La neige et le froid ont paralysé l'Europe ces dernières semaines, au point où pelles et soldats ont été réquisitionnés pour déneiger les villes. Pendant ce temps, à Montréal, les citadins profitaient des joies de l'hiver et affluaient en nombre record vers les activités hivernales.

Ce contraste saisissant s'explique en bonne partie par la clémence de la météo au Québec. Mais au moment où Montréal en lumière lance ses festivités, aujourd'hui, on peut se demander si les urbains ne sont pas aussi en train de renouer avec l'hiver? Si une nouvelle nordicité assumée ne se pointerait pas le nez gelé à l'horizon?

Remarquez, le désir de s'envoler dans le Sud n'a pas disparu, pas plus que les jurons provoqués par la gadoue et les rues étroites de certains quartiers centraux... Mais la relation amour/haine que les citadins entretiennent avec l'hiver semble néanmoins se rééquilibrer depuis un peu plus de cinq ans. Non seulement les activités hivernales fracassent-elles des records d'affluence, mais elles se tiennent, aussi, en nombre record.

Pour une Fête des neiges qui soulignait sa 29e édition ou une Célébration des tuques bleues qui se tiendra sur le mont Royal pour une 15e année, ce soir, on compte en effet un nombre croissant d'activités récentes. Un phénomène que ne peut expliquer la météo des dernières semaines.

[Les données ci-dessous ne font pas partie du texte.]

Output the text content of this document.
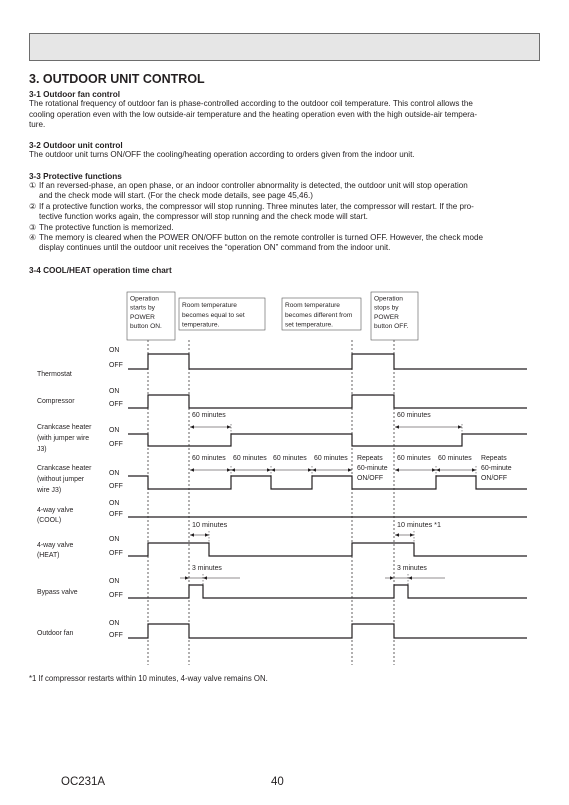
3. OUTDOOR UNIT CONTROL
3-1 Outdoor fan control
The rotational frequency of outdoor fan is phase-controlled according to the outdoor coil temperature. This control allows the
cooling operation even with the low outside-air temperature and the heating operation even with the high outside-air tempera-
ture.
3-2 Outdoor unit control
The outdoor unit turns ON/OFF the cooling/heating operation according to orders given from the indoor unit.
3-3 Protective functions
① If an reversed-phase, an open phase, or an indoor controller abnormality is detected, the outdoor unit will stop operation
and the check mode will start. (For the check mode details, see page 45,46.)
② If a protective function works, the compressor will stop running. Three minutes later, the compressor will restart. If the pro-
tective function works again, the compressor will stop running and the check mode will start.
③ The protective function is memorized.
④ The memory is cleared when the POWER ON/OFF button on the remote controller is turned OFF. However, the check mode
display continues until the outdoor unit receives the “operation ON” command from the indoor unit.
3-4 COOL/HEAT operation time chart
Operation
starts by
POWER
button ON.
Room temperature
becomes equal to set
temperature.
Room temperature
becomes different from
set temperature.
Operation
stops by
POWER
button OFF.
Thermostat
ON
OFF
Compressor
ON
OFF
Crankcase heater
(with jumper wire
J3)
ON
OFF
Crankcase heater
(without jumper
wire J3)
ON
OFF
4-way valve
(COOL)
ON
OFF
4-way valve
(HEAT)
ON
OFF
Bypass valve
ON
OFF
Outdoor fan
ON
OFF
60 minutes	60 minutes
60 minutes 60 minutes 60 minutes 60 minutes	60 minutes 60 minutes
Repeats
60-minute
ON/OFF
Repeats
60-minute
ON/OFF
10 minutes	10 minutes *1
3 minutes	3 minutes

*1 If compressor restarts within 10 minutes, 4-way valve remains ON.

OC231A	40
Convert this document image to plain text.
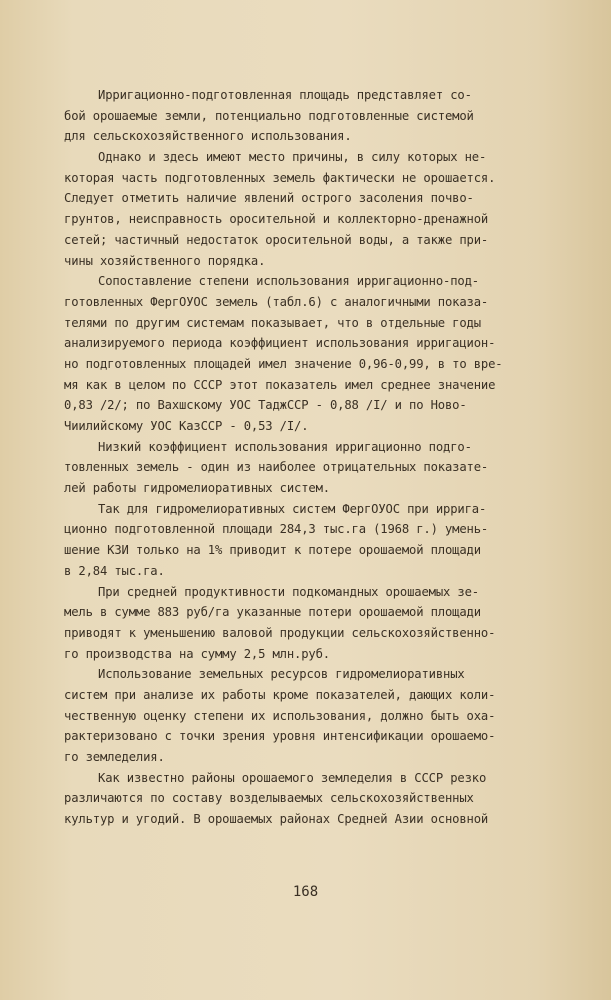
Ирригационно-подготовленная площадь представляет со-
бой орошаемые земли, потенциально подготовленные системой
для сельскохозяйственного использования.
Однако и здесь имеют место причины, в силу которых не-
которая часть подготовленных земель фактически не орошается.
Следует отметить наличие явлений острого засоления почво-
грунтов, неисправность оросительной и коллекторно-дренажной
сетей; частичный недостаток оросительной воды, а также при-
чины хозяйственного порядка.
Сопоставление степени использования ирригационно-под-
готовленных ФергОУОС земель (табл.6) с аналогичными показа-
телями по другим системам показывает, что в отдельные годы
анализируемого периода коэффициент использования ирригацион-
но подготовленных площадей имел значение 0,96-0,99, в то вре-
мя как в целом по СССР этот показатель имел среднее значение
0,83 /2/; по Вахшскому УОС ТаджССР - 0,88 /I/ и по Ново-
Чиилийскому УОС КазССР - 0,53 /I/.
Низкий коэффициент использования ирригационно подго-
товленных земель - один из наиболее отрицательных показате-
лей работы гидромелиоративных систем.
Так для гидромелиоративных систем ФергОУОС при иррига-
ционно подготовленной площади 284,3 тыс.га (1968 г.) умень-
шение КЗИ только на 1% приводит к потере орошаемой площади
в 2,84 тыс.га.
При средней продуктивности подкомандных орошаемых зе-
мель в сумме 883 руб/га указанные потери орошаемой площади
приводят к уменьшению валовой продукции сельскохозяйственно-
го производства на сумму 2,5 млн.руб.
Использование земельных ресурсов гидромелиоративных
систем при анализе их работы кроме показателей, дающих коли-
чественную оценку степени их использования, должно быть оха-
рактеризовано с точки зрения уровня интенсификации орошаемо-
го земледелия.
Как известно районы орошаемого земледелия в СССР резко
различаются по составу возделываемых сельскохозяйственных
культур и угодий. В орошаемых районах Средней Азии основной
168
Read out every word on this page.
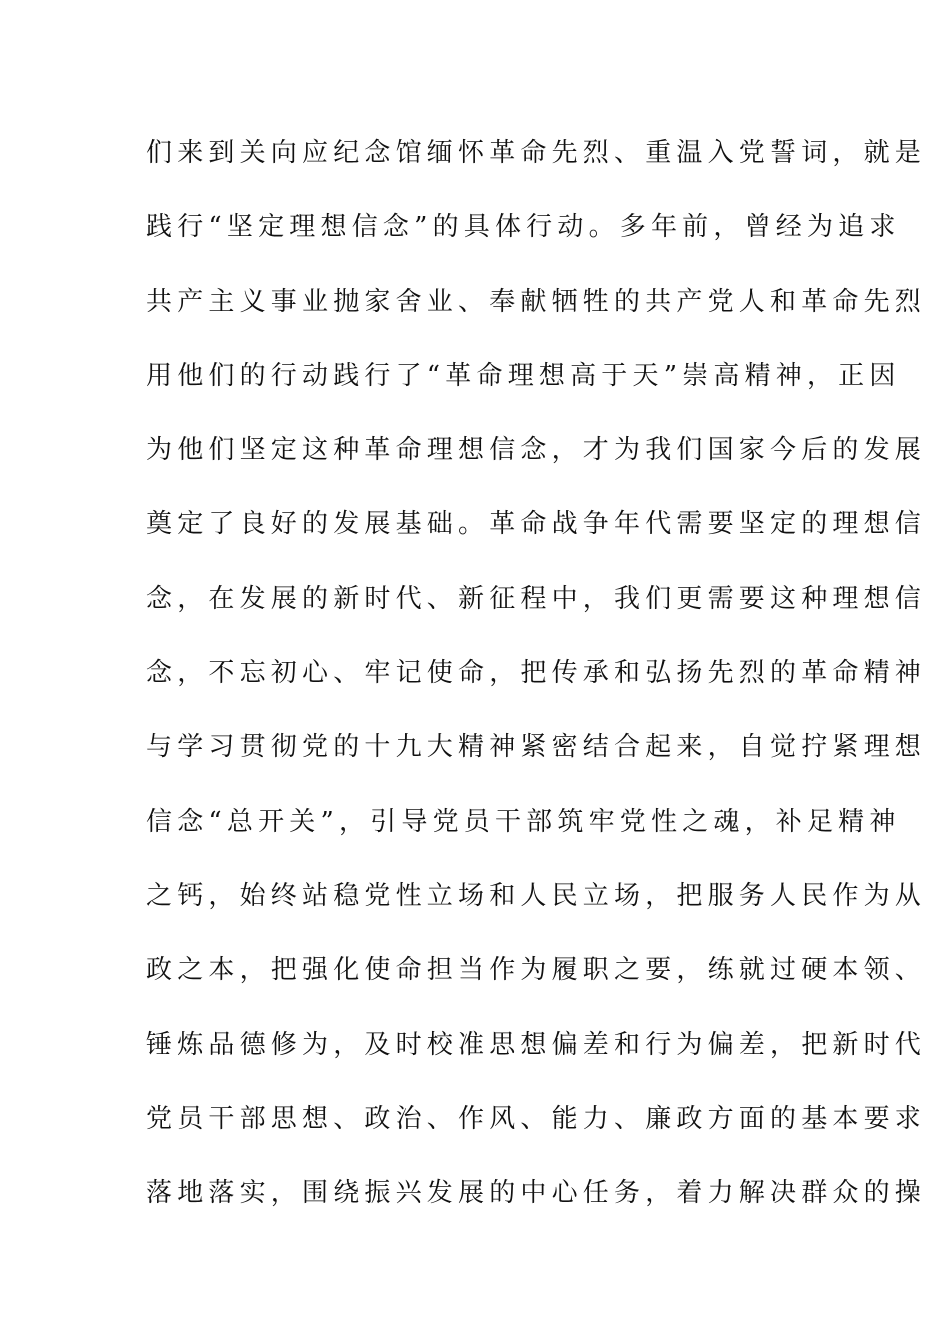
们来到关向应纪念馆缅怀革命先烈、重温入党誓词，就是
践行“坚定理想信念”的具体行动。多年前，曾经为追求
共产主义事业抛家舍业、奉献牺牲的共产党人和革命先烈
用他们的行动践行了“革命理想高于天”崇高精神，正因
为他们坚定这种革命理想信念，才为我们国家今后的发展
奠定了良好的发展基础。革命战争年代需要坚定的理想信
念，在发展的新时代、新征程中，我们更需要这种理想信
念，不忘初心、牢记使命，把传承和弘扬先烈的革命精神
与学习贯彻党的十九大精神紧密结合起来，自觉拧紧理想
信念“总开关”，引导党员干部筑牢党性之魂，补足精神
之钙，始终站稳党性立场和人民立场，把服务人民作为从
政之本，把强化使命担当作为履职之要，练就过硬本领、
锤炼品德修为，及时校准思想偏差和行为偏差，把新时代
党员干部思想、政治、作风、能力、廉政方面的基本要求
落地落实，围绕振兴发展的中心任务，着力解决群众的操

Pensons à la mise sur pied du nouveau village de Noël, sur la place Jacques-Cartier. À la 6e édition du triathlon d'hiver de Ste-Justine. Aux Feux sur glace qui se sont illuminés pour une 7e année. Au demi-marathon hypothermique qui sera couru pour une septième fois, samedi au Parc Jean-Drapeau. Ou à l'Igloofest, qui a électrifié le Vieux-Port pour une 6e année d'affilée le mois passé.

Pensons, surtout, au Village des neiges érigé à coup de blocs et flocons sur l'île Ste-Hélène, certainement l'indice le plus flagrant de ce flirt grandissant entre les citadins et la froide saison. Il s'agit de la première activité d'envergure à se tenir tout au long de la saison, un projet d'inspiration finlandaise comprenant hôtel, spa et restaurant. À lui seul, ce dernier a servi plus de 8000 clients... en un mois à peine!

Ce ne sont que des indices. Mais des indices qui en renforcent d'autres: du nombre de joggeurs dans les rues à l'intérêt porté au vélo quatre saisons, en passant par le déneigement des pistes cyclables, la possibilité de faire rouler les BIXI en hiver et l'intention de tenir, prochainement, une séance hivernale des populaires Piknic Électronik.

Les appels à l'abolition de l'hiver, comme celui du regretté sociologue Bernard Arcand, ne se tairont pas pour autant. Mais la «nordicité mentale» du géographe Louis-Edmond Hamelin semble vouloir faire sortir les Montréalais de leur tanière.

Il est vrai que le temps clément, qui s'inscrit dans une tendance climatique, n'est pas étranger à ce phénomène. Mais il ne peut expliquer à lui seul la décision des élus et des promoteurs de ne plus rayer l'hiver de leur calendrier.